Ciro Gomes se transformou na caricatura de Jair Bolsonaro: bate em Lula e no PT para ocupar espaço na mídia. Por Joaquim de Carvalho

Atualizado em 13 de setembro de 2019 às 12:52

Há duas semanas, quando esteve em Fortaleza na Caravana Lula Livre, Fernando Haddad publicou uma foto com Ciro Gomes e comentou: “Revi meu amigo”.

Ciro Gomes devolveu a gentileza de Haddad com uma frase amarga, dita em entrevista que a BBC Brasil está publicando hoje.

“O Haddad é uma fraude cuja origem eu denunciei ancestralmente, porque foi transformado num vice, convidou a Manuela para ser um terceiro não sei de quê de uma candidatura do Lula”, disse ele.

É impossível explicar a frase de Ciro Gomes pela lógica da política — com declarações como esta, ele não conquista apoio entre os 47 milhões de eleitores que votaram em Haddad no segundo turno das eleições de 2019.

Também não ocupa espaço no campo da direita, congestionado pelas candidaturas de Bolsonaro, João Doria e Sergio Moro, além de Luciano Huck, que corre por fora.

O ressentimento explica o comportamento de Ciro Gomes. Mas não só.

Ciro Gomes certamente sabe que a única maneira de conquistar espaço na mídia é dando o que ela quer: uma língua para bater no PT e no seu ex-candidato.

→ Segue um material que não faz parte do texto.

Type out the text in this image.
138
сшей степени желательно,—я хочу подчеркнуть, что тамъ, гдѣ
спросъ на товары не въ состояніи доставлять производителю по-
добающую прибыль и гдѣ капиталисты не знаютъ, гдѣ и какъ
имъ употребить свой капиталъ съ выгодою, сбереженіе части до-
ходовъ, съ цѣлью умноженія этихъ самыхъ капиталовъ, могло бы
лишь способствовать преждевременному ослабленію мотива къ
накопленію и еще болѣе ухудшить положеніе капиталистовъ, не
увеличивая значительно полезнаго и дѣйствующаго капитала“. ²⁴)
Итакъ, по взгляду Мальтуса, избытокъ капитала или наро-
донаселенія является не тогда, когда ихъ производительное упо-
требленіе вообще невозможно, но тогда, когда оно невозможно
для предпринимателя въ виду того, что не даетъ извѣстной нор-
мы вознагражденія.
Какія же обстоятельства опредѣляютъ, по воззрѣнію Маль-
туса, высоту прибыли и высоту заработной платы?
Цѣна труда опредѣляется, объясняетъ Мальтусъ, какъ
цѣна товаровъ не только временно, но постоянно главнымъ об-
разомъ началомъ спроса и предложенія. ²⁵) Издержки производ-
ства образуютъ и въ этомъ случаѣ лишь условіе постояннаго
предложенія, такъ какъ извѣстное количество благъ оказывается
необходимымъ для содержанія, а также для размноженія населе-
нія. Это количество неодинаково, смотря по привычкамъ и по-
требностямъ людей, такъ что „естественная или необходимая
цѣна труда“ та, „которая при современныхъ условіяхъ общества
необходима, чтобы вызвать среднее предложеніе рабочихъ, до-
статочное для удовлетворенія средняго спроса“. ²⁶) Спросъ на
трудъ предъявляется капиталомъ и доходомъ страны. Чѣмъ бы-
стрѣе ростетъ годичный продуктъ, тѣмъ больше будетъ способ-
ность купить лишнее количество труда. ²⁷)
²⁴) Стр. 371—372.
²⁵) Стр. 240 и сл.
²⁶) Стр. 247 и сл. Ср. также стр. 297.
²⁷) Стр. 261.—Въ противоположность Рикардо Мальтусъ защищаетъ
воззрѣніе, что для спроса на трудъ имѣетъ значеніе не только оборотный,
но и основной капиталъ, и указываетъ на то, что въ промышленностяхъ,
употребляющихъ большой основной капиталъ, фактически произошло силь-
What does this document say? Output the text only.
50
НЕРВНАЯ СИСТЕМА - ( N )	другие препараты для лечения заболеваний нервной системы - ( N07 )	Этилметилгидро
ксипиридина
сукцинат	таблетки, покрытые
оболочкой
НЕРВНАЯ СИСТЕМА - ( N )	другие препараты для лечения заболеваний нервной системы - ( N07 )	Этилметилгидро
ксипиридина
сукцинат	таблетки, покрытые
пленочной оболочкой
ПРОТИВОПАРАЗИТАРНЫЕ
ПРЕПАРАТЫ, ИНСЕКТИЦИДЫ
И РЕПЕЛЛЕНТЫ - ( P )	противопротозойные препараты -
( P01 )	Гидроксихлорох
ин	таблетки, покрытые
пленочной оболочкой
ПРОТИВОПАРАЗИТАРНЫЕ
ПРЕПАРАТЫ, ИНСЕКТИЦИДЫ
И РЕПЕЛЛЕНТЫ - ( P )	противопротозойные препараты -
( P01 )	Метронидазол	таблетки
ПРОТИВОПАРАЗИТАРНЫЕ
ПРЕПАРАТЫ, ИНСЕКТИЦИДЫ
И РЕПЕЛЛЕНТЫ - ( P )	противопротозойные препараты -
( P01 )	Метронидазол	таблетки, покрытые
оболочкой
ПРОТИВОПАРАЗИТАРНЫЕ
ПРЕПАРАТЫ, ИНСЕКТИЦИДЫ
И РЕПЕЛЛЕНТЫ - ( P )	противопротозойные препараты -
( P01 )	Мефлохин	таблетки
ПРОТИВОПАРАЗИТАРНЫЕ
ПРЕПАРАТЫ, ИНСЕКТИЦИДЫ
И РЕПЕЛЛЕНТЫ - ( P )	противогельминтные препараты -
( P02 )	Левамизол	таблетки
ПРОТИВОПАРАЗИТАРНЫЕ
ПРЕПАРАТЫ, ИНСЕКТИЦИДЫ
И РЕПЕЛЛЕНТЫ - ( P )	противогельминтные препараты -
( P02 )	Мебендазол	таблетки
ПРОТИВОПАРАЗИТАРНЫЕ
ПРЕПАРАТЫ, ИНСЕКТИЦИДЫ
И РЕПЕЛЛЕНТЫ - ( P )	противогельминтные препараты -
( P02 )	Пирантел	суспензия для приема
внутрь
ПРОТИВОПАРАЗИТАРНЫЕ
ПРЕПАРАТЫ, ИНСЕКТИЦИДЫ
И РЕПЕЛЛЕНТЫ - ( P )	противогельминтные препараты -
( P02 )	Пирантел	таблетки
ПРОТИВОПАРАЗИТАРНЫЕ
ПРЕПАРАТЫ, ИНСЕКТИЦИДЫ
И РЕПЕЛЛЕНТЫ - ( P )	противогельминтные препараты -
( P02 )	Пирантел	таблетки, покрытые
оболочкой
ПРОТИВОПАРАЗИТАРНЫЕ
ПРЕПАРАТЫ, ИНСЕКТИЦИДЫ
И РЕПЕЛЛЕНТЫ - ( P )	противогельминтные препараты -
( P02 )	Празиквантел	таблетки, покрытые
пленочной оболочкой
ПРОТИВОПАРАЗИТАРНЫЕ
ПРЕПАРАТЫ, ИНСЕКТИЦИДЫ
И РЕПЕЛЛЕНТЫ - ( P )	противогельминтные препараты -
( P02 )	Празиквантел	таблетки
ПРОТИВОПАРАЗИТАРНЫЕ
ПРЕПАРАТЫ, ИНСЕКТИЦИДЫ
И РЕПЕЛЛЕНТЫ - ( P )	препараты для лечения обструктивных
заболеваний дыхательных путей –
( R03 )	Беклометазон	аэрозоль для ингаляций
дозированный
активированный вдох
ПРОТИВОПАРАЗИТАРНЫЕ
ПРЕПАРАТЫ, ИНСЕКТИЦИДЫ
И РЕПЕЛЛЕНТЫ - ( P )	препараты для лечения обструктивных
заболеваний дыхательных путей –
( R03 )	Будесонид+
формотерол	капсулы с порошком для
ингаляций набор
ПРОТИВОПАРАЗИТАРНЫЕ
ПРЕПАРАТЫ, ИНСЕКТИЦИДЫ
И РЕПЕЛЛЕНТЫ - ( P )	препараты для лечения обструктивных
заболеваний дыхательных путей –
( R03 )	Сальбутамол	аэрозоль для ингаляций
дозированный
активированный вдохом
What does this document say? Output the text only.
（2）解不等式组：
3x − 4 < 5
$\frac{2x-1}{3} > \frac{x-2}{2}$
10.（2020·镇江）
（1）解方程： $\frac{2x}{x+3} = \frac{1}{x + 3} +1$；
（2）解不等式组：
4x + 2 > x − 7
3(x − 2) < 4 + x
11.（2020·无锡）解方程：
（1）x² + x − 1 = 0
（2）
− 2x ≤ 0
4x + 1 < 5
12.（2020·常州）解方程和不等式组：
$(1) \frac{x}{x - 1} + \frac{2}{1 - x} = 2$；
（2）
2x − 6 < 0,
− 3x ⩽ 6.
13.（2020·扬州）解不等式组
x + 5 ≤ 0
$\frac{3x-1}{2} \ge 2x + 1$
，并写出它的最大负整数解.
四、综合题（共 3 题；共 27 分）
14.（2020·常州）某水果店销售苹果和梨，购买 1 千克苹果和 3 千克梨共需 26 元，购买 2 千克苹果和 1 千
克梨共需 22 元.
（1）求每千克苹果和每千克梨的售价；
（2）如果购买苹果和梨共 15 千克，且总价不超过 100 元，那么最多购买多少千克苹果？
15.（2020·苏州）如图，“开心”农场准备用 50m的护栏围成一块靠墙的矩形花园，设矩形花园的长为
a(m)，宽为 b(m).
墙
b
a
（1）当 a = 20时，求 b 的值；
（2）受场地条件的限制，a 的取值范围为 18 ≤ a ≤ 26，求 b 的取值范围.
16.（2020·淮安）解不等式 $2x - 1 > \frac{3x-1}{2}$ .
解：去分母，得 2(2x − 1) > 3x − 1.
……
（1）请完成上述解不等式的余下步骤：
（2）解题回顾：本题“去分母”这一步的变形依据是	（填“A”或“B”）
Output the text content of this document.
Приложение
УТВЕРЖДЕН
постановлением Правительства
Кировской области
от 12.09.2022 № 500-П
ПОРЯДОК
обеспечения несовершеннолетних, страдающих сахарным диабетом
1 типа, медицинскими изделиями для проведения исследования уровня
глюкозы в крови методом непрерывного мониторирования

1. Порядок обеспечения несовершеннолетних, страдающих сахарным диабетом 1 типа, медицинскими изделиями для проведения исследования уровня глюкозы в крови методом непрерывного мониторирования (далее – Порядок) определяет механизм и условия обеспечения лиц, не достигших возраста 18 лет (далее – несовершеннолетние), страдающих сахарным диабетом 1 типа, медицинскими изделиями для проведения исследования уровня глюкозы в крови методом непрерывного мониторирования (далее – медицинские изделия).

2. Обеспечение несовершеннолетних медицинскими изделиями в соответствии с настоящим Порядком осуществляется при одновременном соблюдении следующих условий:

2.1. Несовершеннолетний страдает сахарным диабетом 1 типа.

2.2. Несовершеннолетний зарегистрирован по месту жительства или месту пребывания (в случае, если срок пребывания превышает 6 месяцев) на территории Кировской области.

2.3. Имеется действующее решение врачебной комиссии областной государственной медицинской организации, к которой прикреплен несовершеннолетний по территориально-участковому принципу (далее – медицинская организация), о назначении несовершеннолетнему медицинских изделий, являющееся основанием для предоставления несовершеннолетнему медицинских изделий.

Ciro Gomes não tem mandato, não ocupa cargo público, não preside partido, não tem ocupação profissional conhecida. Na entrevista à BBC, ele disse que é advogado e dá palestras.

Diz que seu partido quer que seja candidato a presidente em 2022. Até lá, toca a vida e, para não ser completamente esquecido, dá entrevista.

E para que ela tenha alguma repercussão, bate no PT. E agora bate abaixo da linha da cintura. Não só contra Haddad, mas contra Lula. O que ele disse:

“O Lula se corrompeu. Desculpa, é doído dizer isso, mas o Lula se corrompeu. Ele virou sabe o quê? Um caudilho sul-americano. É o culto à personalidade. Toda a agenda do país agora é refém do egoísmo do Lula.”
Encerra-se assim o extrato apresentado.